与党による安全保障関連法案の強行採決については、当然と言うべきか、多くの方々が様々な意見を述べています。
感覚としては、これも当然と言うべきか、批判的な意見が多いように思われます。どちらかといえば、法案の内容自体に反対というよりも、衆議院憲法審査会に招かれた憲法学者の憲法違反という意見を一向に顧みず、勉強会で議員が報道機関に圧力をかけることを望むような発言し、それに続いての強行採決ということで、その自民党の傲慢ともいえる態度が批判を集めているように感じます。
このような批判の声の背景には、この国の在り方は国民の意思なくして決めさせないという思いがあるのではないでしょうか。政治への当事者意識が国民の中で大きくなり始めているのだとしたら、それは大変望ましいことだと思います。
そのような中、大変気になる論調が目につきます。安倍政権は安全保障関連法の整備を公約にして選挙に勝利したのだから、安全保障関連法を成立させることが「民意」なのだというものです。

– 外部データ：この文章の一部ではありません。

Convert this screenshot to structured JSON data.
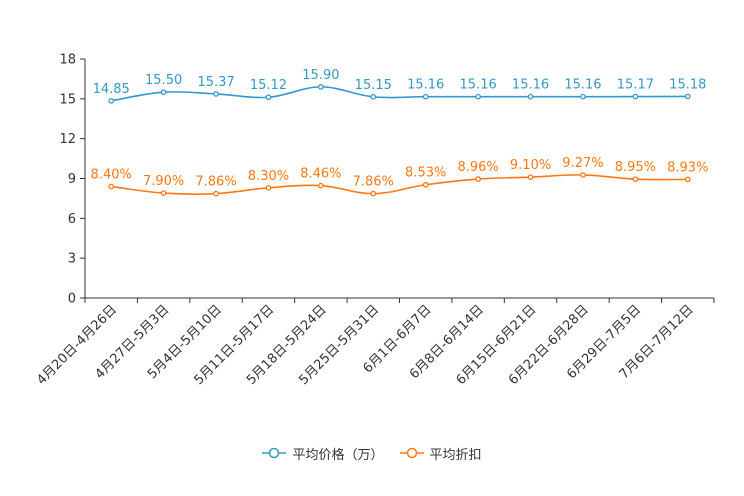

インターネット上の意見だけでなく、7月16日の産経新聞でも、「安倍政権は昨年7月、集団的自衛権の限定行使を可能とする憲法解釈変更を閣議決定した。それに伴う法制の整備を唱えて昨年末の衆院選で勝利した。」「与党が公約した政策を進めるのは議会制民主主義の常識だ。安保法制の整備は、野党の言うように突然、降ってわいた話ではないと改めて指摘しておきたい。」とされています。
http://www.sankei.com/column/news/150716/clm1507160003-n1.html
これは発想が逆です。
民意を政治に反映させるシステムが選挙なのであって、選挙で勝った政党の主張が民意なのではありません。もちろん、選挙が健全に機能すれば、民意と選挙で勝った政党の主張は一致する場合が多いでしょうが、民意を反映させるという選挙の機能は決して完全ではありません。
民意は、今まさに国民が持っている意思です。それに反していれば、選挙に勝った政党の主張であろうが、関係ありません。
「僕が気に入らなければ、選挙で落とせばいい。」と豪語した橋下大阪市長は、その大阪都構想を住民投票で否定されました。この件については、どちらが民意だったのかというのは難しいところでもありますが、選挙に勝った政党の主張と民意が一致しない場合があることを表す一例とはいえると思います。
確かに、民意は捉えどころのないものです。しかし、ある程度適切に時間をかければ、少しずつ、その民意は具体的な形になっていくでしょう。それを促し、そしてそれを政策に反映させることこそ、政治の役割なのではないでしょうか。
選挙で勝ったのだから、我が声こそ民意だというのは、詭弁的で自己中心的です。昨年の衆議院議員選挙の特番で、池上彰さんが、安倍総理に対して、「安全保障の話をあまりしていなかったのではないか。」と指摘したことをご記憶の方も多いでしょう。
これから目指すべきは、異なる意見を持つ相手も受け入れて、大いに議論し、民意を深め重くしていくことではないでしょうか。選挙で勝った政党とはいえ、その民意に基づかない、軽い判断を行うことを許してはいけません。